Que PS resultará deste seu
PREC? Não sei. Mas sei que o país cujo PS se expôs a um processo interno desta
natureza – implodindo o centro – é um país mais difícil, mais duro, mais
ridículo e mais pobre. E sobretudo, terminado o PREC em 1975 tínhamos a Europa
à nossa espera e agora a Europa tem muito mais que fazer e com que se
preocupar. O nosso processo é mais de decadência do que de revolução.

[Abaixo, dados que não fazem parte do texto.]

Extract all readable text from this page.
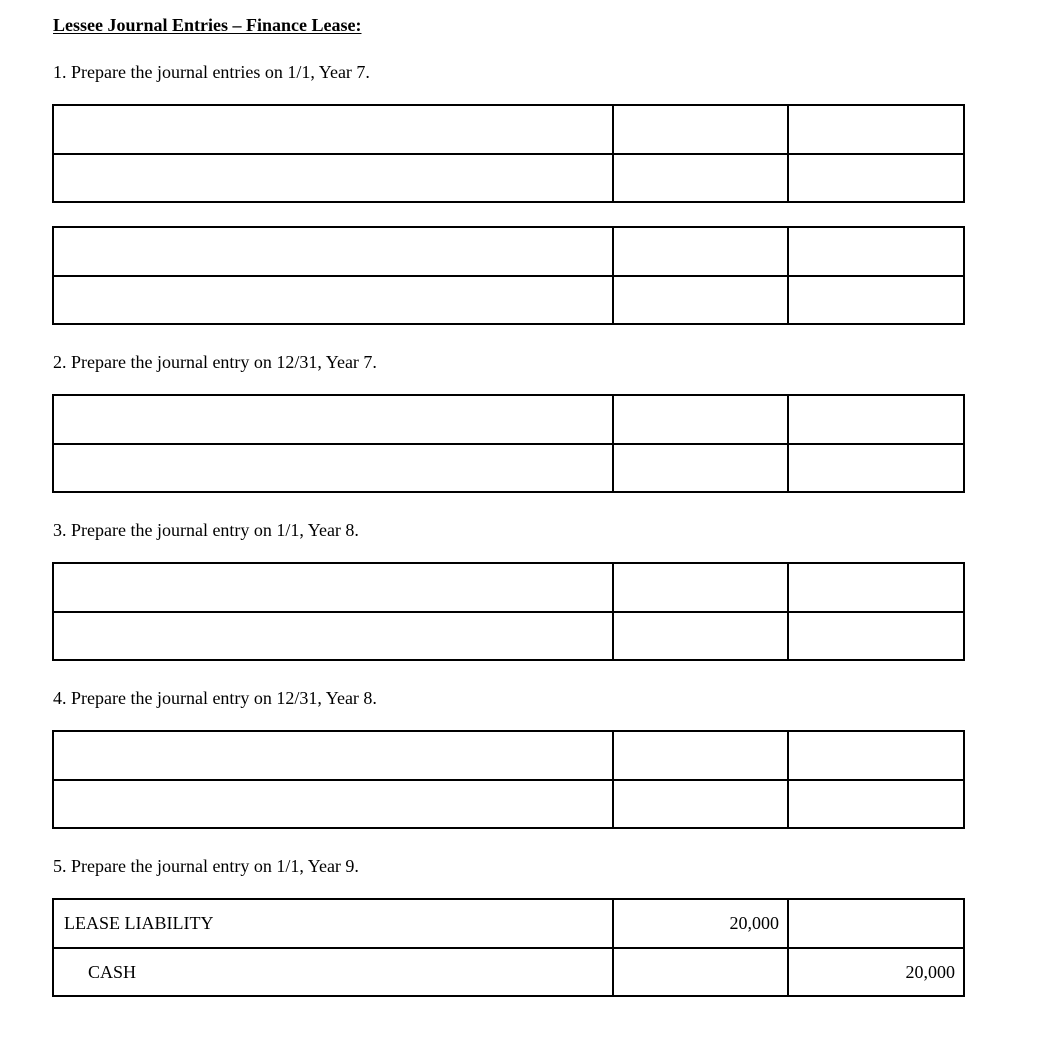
Lessee Journal Entries – Finance Lease:

1. Prepare the journal entries on 1/1, Year 7.

2. Prepare the journal entry on 12/31, Year 7.

3. Prepare the journal entry on 1/1, Year 8.

4. Prepare the journal entry on 12/31, Year 8.

5. Prepare the journal entry on 1/1, Year 9.

LEASE LIABILITY	20,000	
CASH		20,000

Das perturbações mentais às
perturbações quiçá digestivas. Nos últimos anos a Europa produziu uma
doença mental única: pessoas cujas perturbações mentais se traduziam por
agredir geralmente com machados os seus concidadãos enquanto gritavam vivas a
Alá. Alguns destes doentes tinham até vindo de longe, o que nos devia fazer refletir
sobre a relação entre o ar das nossas cidades e o despoletar dessa bizarra
patologia pois não havendo notícia destas almas alguma vez terem atacado quem
quer que fosse nos seus países de origem, uma vez chegados à Alemanha ou França
passaram a sofrer da tal machadite europeiensis. Perante esta
psiquiatrização do que outrora se chamava terrorismo resta saber que domínio da
medicina será chamado a explicar o que está a acontecer nas relações entre a
Turquia e a Holanda. Nomeadamente os avisos de Erdogan de que a Holanda “vai
pagar” por ter expulsado uma ministra turca, a par da contabilidade veiculada
pela imprensa turca sobre o número de soldados existentes na Holanda – 48 mil –
versus os 400 mil turcos existentes naquele país. Quero acreditar que ainda
vamos falar deste problema nas páginas dedicadas aos problemas de estômago.
Tipo azia muçulmana.
“Caixa portuguesa com
certeza!” O anúncio à CGD que anuncia milhões para capitalizar “as
nossas empresas” remata com esta expressão: “Caixa portuguesa com certeza!”
Pois certamente que só pode ser português (ou venezuelano) um banco que acumula
prejuízos decorrentes de empréstimos políticos que não podemos conhecer. Desde
que a OPA da Sonae sobre a PT, em 2007, foi chumbada porque a PT era a pátria,
porque Portugal não se vendia e outros arrebatamentos similares que acabaram
com Granadeiro a teorizar sobre as empresas “sangue do nosso sangue” que não
tínhamos slogans destes. Nem negócios destes.